We live (most of us, especially Western cultures) in societies that abhor death. We want to get as far away from it as possible. We want to look forever 21. We don’t want to age. We shuttle the sick and old off into segregated housing. We have funerals where the dead wear makeup and are buried in silk-lined boxes, as if they will never decay into the pulpy mess that is inevitable. Ancestor veneration is for primitives.

But we all age, we all die. It is inevitable. Part of living, part of being a mortal, is knowing and accepting that some day we will die, ideally after a long and happy life, but perhaps tragically, painfully, or suddenly.

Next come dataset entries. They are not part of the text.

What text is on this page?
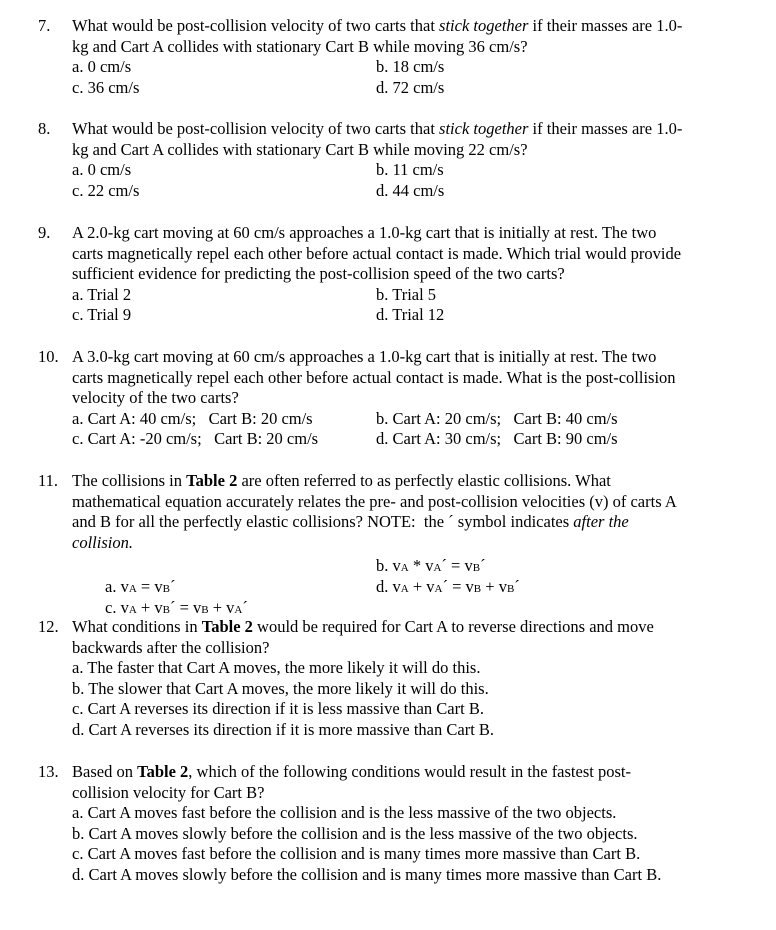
7.	What would be post-collision velocity of two carts that stick together if their masses are 1.0-
kg and Cart A collides with stationary Cart B while moving 36 cm/s?
a. 0 cm/s	b. 18 cm/s
c. 36 cm/s	d. 72 cm/s
8.	What would be post-collision velocity of two carts that stick together if their masses are 1.0-
kg and Cart A collides with stationary Cart B while moving 22 cm/s?
a. 0 cm/s	b. 11 cm/s
c. 22 cm/s	d. 44 cm/s
9.	A 2.0-kg cart moving at 60 cm/s approaches a 1.0-kg cart that is initially at rest. The two
carts magnetically repel each other before actual contact is made. Which trial would provide
sufficient evidence for predicting the post-collision speed of the two carts?
a. Trial 2	b. Trial 5
c. Trial 9	d. Trial 12
10. A 3.0-kg cart moving at 60 cm/s approaches a 1.0-kg cart that is initially at rest. The two
carts magnetically repel each other before actual contact is made. What is the post-collision
velocity of the two carts?
a. Cart A: 40 cm/s;   Cart B: 20 cm/s	b. Cart A: 20 cm/s;   Cart B: 40 cm/s
c. Cart A: -20 cm/s;   Cart B: 20 cm/s	d. Cart A: 30 cm/s;   Cart B: 90 cm/s
11. The collisions in Table 2 are often referred to as perfectly elastic collisions. What
mathematical equation accurately relates the pre- and post-collision velocities (v) of carts A
and B for all the perfectly elastic collisions? NOTE:  the ´ symbol indicates after the
collision.

a. vA = vB´

b. vA * vA´ = vB´

c. vA + vB´ = vB + vA´

d. vA + vA´ = vB + vB´

12. What conditions in Table 2 would be required for Cart A to reverse directions and move
backwards after the collision?
a. The faster that Cart A moves, the more likely it will do this.
b. The slower that Cart A moves, the more likely it will do this.
c. Cart A reverses its direction if it is less massive than Cart B.
d. Cart A reverses its direction if it is more massive than Cart B.
13. Based on Table 2, which of the following conditions would result in the fastest post-
collision velocity for Cart B?
a. Cart A moves fast before the collision and is the less massive of the two objects.
b. Cart A moves slowly before the collision and is the less massive of the two objects.
c. Cart A moves fast before the collision and is many times more massive than Cart B.
d. Cart A moves slowly before the collision and is many times more massive than Cart B.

Death, like birth, is something we have no control over. Thinking like a mortal, embracing this reality, might help us to live more fully in the moments we’re given to live.

So there’s the carpe diem aspect of thinking like a mortal. But there is another aspect that comes to mind, too. Creatures that live are primal at their core. We are flesh, blood, bone, breath. We eat, sleep, feel, fart, fuck, need, crave, laugh, love. We get dirty. We are part of the elements. We are a jumble of feelings – both the sensation kind and the emotional kind. Thinking like a mortal asks us to embrace these aspects of being alive.

I am not a tool. I am not an automaton. I am not a being that lives best by being on autopilot. I don’t thrive by eating petroleum fillers or animal waste products. I don’t produce my best work by fitting into boxes.

I am a mortal. I need whole foods, sleep, fresh water. I need other people. I need touch and love. I need green space and the singing of birds. I need to see the stars in the darkness. I need to embrace youth and age in their many forms.

Embracing these things is part of thinking like one who lives and dies. Think like a mortal. Embrace the primal.